Su compañero respiró profundamente; después entró en la habitación, cautelosamente sin ruido. Ahora que sus ojos empezaban a acostumbrarse a la oscuridad, pudo distinguir las abultadas sombras de los muebles y vio que las cortinas de la ventana de la cámara interior estaban corridas… Sin embargo, la falta de luz parecía irreal. Diciéndose que Tarod no podía saber nada de las intenciones del Consejo, dio otro paso adelante, y su compañero le siguió.
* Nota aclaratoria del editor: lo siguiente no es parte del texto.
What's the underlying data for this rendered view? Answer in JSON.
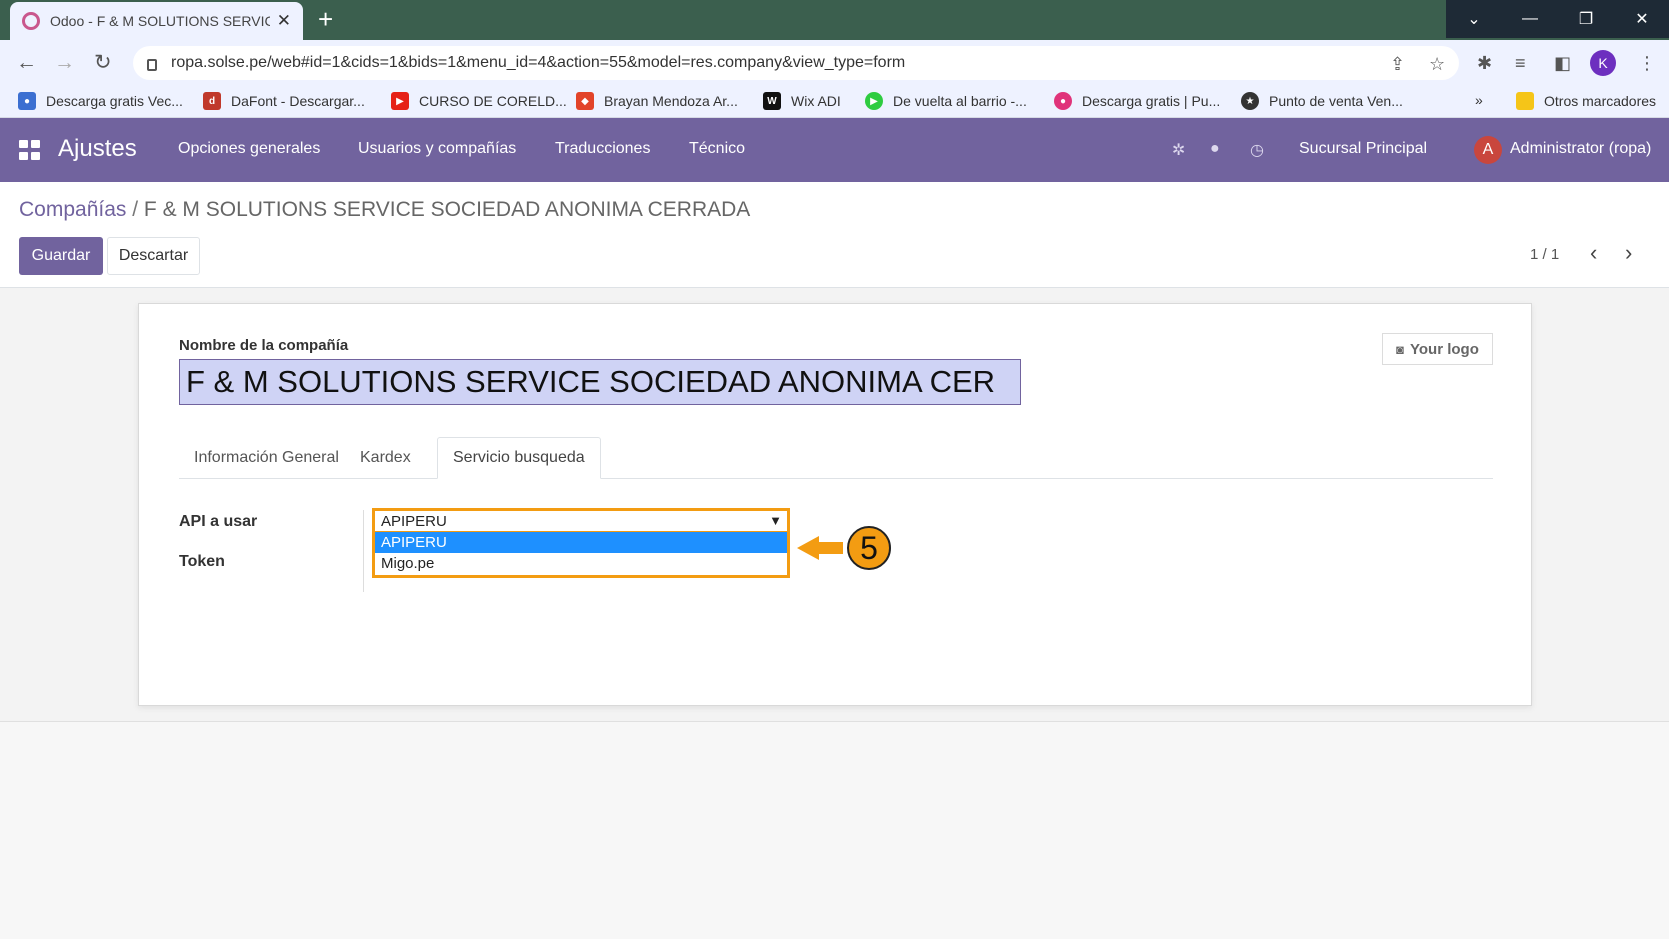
{
  "browser": {
    "tab_title": "Odoo - F & M SOLUTIONS SERVICE",
    "url": "ropa.solse.pe/web#id=1&cids=1&bids=1&menu_id=4&action=55&model=res.company&view_type=form",
    "bookmarks": [
      {
        "label": "Descarga gratis Vec...",
        "icon": "freepik-icon",
        "color": "#3b6fd1"
      },
      {
        "label": "DaFont - Descargar...",
        "icon": "dafont-icon",
        "color": "#c0392b"
      },
      {
        "label": "CURSO DE CORELD...",
        "icon": "youtube-icon",
        "color": "#e62117"
      },
      {
        "label": "Brayan Mendoza Ar...",
        "icon": "gitlab-icon",
        "color": "#e24329"
      },
      {
        "label": "Wix ADI",
        "icon": "wix-icon",
        "color": "#111111"
      },
      {
        "label": "De vuelta al barrio -...",
        "icon": "play-icon",
        "color": "#2ecc40"
      },
      {
        "label": "Descarga gratis | Pu...",
        "icon": "drop-icon",
        "color": "#e0337a"
      },
      {
        "label": "Punto de venta Ven...",
        "icon": "star-badge-icon",
        "color": "#333333"
      }
    ],
    "more_bookmarks": "»",
    "other_bookmarks": "Otros marcadores",
    "profile_initial": "K"
  },
  "navbar": {
    "brand": "Ajustes",
    "menu": [
      "Opciones generales",
      "Usuarios y compañías",
      "Traducciones",
      "Técnico"
    ],
    "company": "Sucursal Principal",
    "user_initial": "A",
    "user": "Administrator (ropa)"
  },
  "control_panel": {
    "breadcrumb_parent": "Compañías",
    "breadcrumb_sep": " / ",
    "breadcrumb_current": "F & M SOLUTIONS SERVICE SOCIEDAD ANONIMA CERRADA",
    "save_label": "Guardar",
    "discard_label": "Descartar",
    "pager": "1 / 1"
  },
  "form": {
    "company_label": "Nombre de la compañía",
    "company_value": "F & M SOLUTIONS SERVICE SOCIEDAD ANONIMA CER",
    "logo_label": "Your logo",
    "tabs": [
      "Información General",
      "Kardex",
      "Servicio busqueda"
    ],
    "active_tab": "Servicio busqueda",
    "api_label": "API a usar",
    "token_label": "Token",
    "api_selected": "APIPERU",
    "api_options": [
      "APIPERU",
      "Migo.pe"
    ]
  },
  "annotation": {
    "step_number": "5",
    "color": "#f39c12"
  }
}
Algo surgió amenazadoramente a su derecha; se sobresaltó violentamente y después se burló de sí mismo al darse cuenta que no era más que un alto armario que, por un juego del resplandor desigual de las antorchas del pasillo, había parecido cobrar vida momentáneamente. Se volvió a medias hacia la cámara interior, haciendo ademán al otro de que no se separase…

Y entonces la puerta se cerró a su espalda, con un ruido que puso los pelos de punta a los dos.

Ambos giraron en redondo al apagarse la luz que llegaba del interior, y el más joven lanzó una maldición en voz alta e hizo la señal de Aeoris ante su cara.

Tarod estaba entre ellos y la puerta. A pesar de la oscuridad, podían verle claramente; una luz peculiar e incolora, que brotaba del anillo de su mano izquierda, acentuaba las duras facciones, la mata de cabellos negros, los inhumanos ojos verdes. Sonrió, sin humor ni rencor.

—¿Me buscabais, caballeros?

El Iniciado más joven trató de articular las palabras que había aprendido cuidadosamente de memoria para engañarle, haciéndole creer que iban a convocarle para una reunión urgente del Consejo. Habían proyectado ganarse su confianza, o al menos disipar sus dudas, y entonces clavarle rápidamente la espada por la espalda, matándole antes de que pudiese defenderse. Ahora parecía una maniobra fútil y ridícula.